„Der Weg ist entscheidend, nicht das Ziel“ - Leistungskurs Deutsch GYE-O in der Universität Bielefeld

Tag für Tag sitzt man für sein Abitur vor der großen Tafel, um auf das Studium vorbereitet zu werden, aber ohne die Möglichkeit, ein reales Bild vom Studieren bekommen zu können. Daher haben wir als Oberstufe des Gymnasiums Erziehungswissenschaften einen Besuch an der Universität in Bielefeld geplant. So kamen wir alle aus der Theorie direkt in die Praxis.

An der Universität Bielefeld

Nach einem gemeinsamen Frühstück in der Uni-Kantine kamen wir dazu, die Erkundung der Universität in Angriff zu nehmen. Besonders war das breite Angebot von Einkaufsläden, Druckshops und Geschäften - von einer Sparkasse bis hin zur eigenen Buchhandlung war so gut wie alles vertreten.

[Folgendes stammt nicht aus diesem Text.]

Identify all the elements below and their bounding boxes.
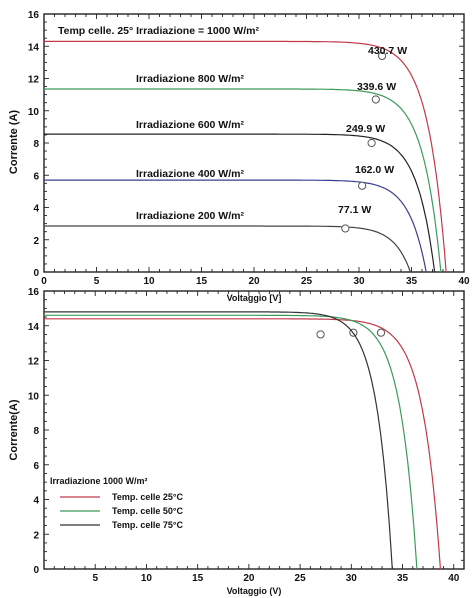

Als erstes haben wir uns auf den Weg gemacht und das Areal erkundet. Abgesehen von einem typischen Hörsaal haben wir alles Interessante gesehen, bevor wir dazu übergingen, uns von Herrn Greveling über die Strukturen der Uni-Bibliothek informieren zu lassen. Schließlich waren wir in der Lage, mithilfe der Website der Unibibliothek etwas Passendes unter den zwei Millionen Büchern zu finden. Dies benötigten wir für Referate, die wir im Rahmen des Deutschunterrichts anfertigen und mithilfe einer Universitätsbibliothek wissenschaftlich begleiten sollten.

Im Anschluss an die Mittagspause starteten wir mit dem praktischen Teil unseres Besuches. Wir hatten die Aufgabe, ein bestimmtes Themengebiet selbstständig in kleinen Lerngruppen zu erarbeiten. Gleichzeitig hatten wir natürlich auch noch Zeit, uns genauer umzuschauen. Schon auf den ersten Blick fiel auf, dass nicht nur so gut wie jedes Alter an der Universität vertreten war, es überkam einen auch ein gewisses Gefühl des „Verlorenseins“.

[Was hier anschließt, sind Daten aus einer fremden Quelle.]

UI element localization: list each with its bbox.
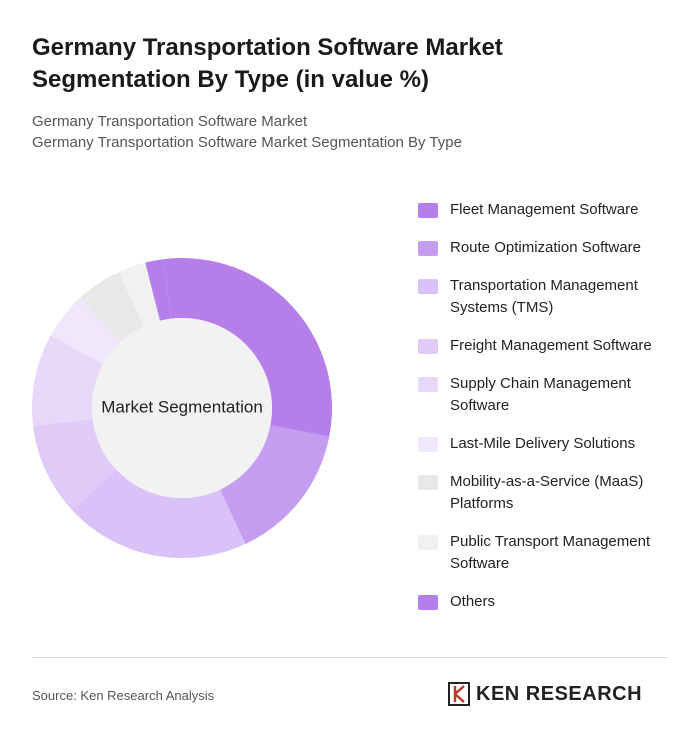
legend-item: Others [418, 591, 668, 613]
legend-label: Route Optimization Software [450, 239, 641, 256]
legend-item: Transportation Management Systems (TMS) [418, 275, 668, 319]
legend-swatch [418, 475, 438, 490]
legend-swatch [418, 377, 438, 392]
legend-item: Route Optimization Software [418, 237, 668, 259]
legend-item: Last-Mile Delivery Solutions [418, 433, 668, 455]
legend-item: Freight Management Software [418, 335, 668, 357]
legend-item: Supply Chain Management Software [418, 373, 668, 417]
legend: Fleet Management Software Route Optimizat… [418, 199, 668, 613]
legend-item: Fleet Management Software [418, 199, 668, 221]
donut-slice [79, 272, 144, 343]
legend-label: Freight Management Software [450, 337, 652, 354]
logo-icon [448, 682, 470, 706]
legend-label: Transportation Management Systems (TMS) [450, 277, 638, 316]
chart-title: Germany Transportation Software Market S… [32, 34, 503, 93]
legend-label: Others [450, 593, 496, 610]
legend-item: Public Transport Management Software [418, 531, 668, 575]
legend-item: Mobility-as-a-Service (MaaS) Platforms [418, 471, 668, 515]
donut-slice [145, 259, 172, 321]
source: Source: Ken Research Analysis [32, 688, 215, 703]
brand-logo: KEN RESEARCH [448, 682, 642, 706]
donut-slice [220, 425, 330, 544]
legend-swatch [418, 241, 438, 256]
legend-label: Public Transport Management Software [450, 533, 651, 572]
legend-swatch [418, 437, 438, 452]
donut-hole [92, 318, 272, 498]
legend-swatch [418, 279, 438, 294]
donut-slice [32, 335, 104, 427]
legend-label: Supply Chain Management Software [450, 375, 631, 414]
legend-swatch [418, 535, 438, 550]
center-label: Market Segmentation [101, 397, 263, 416]
legend-swatch [418, 595, 438, 610]
legend-label: Fleet Management Software [450, 201, 639, 218]
divider [32, 657, 668, 658]
donut-chart: Market Segmentation [32, 258, 332, 558]
donut-slice [72, 469, 246, 558]
donut-slice [163, 258, 332, 437]
brand-name: KEN RESEARCH [476, 682, 643, 705]
donut-slice [33, 418, 117, 511]
subtitle: Germany Transportation Software Market S… [32, 134, 462, 151]
legend-label: Last-Mile Delivery Solutions [450, 435, 636, 452]
donut-slice [50, 298, 121, 365]
legend-swatch [418, 339, 438, 354]
legend-swatch [418, 203, 438, 218]
subtitle: Germany Transportation Software Market [32, 113, 308, 130]
legend-label: Mobility-as-a-Service (MaaS) Platforms [450, 473, 644, 512]
donut-slice [118, 262, 160, 327]
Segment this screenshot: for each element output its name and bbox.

Insbesondere beim Arbeiten in der Bibliothek herrschte eine leise und bestimmte Atmosphäre. Es war auf eine merkwürdige Art und Weise einschüchternd und ausgrenzend. Gerade durch die Recherche zu unseren Themen wurde deutlich, dass in der Anfangszeit des Studiums das eigenständige Arbeiten schwer fallen kann. 

Es besteht eine enorme Freiheit in der Art und Weise des Arbeitens, an welche man sich erst einmal gewöhnen muss. Zudem stellte sich heraus, dass vieles des im Abitur Gelernten in der Uni auf einen zurückkommt.

Abschließend war der Besuch eine sehr gute Möglichkeit, Einblicke in das Uni-Leben zu erhalten, besonders weil wir von der Theorie in die Praxis gekommen sind.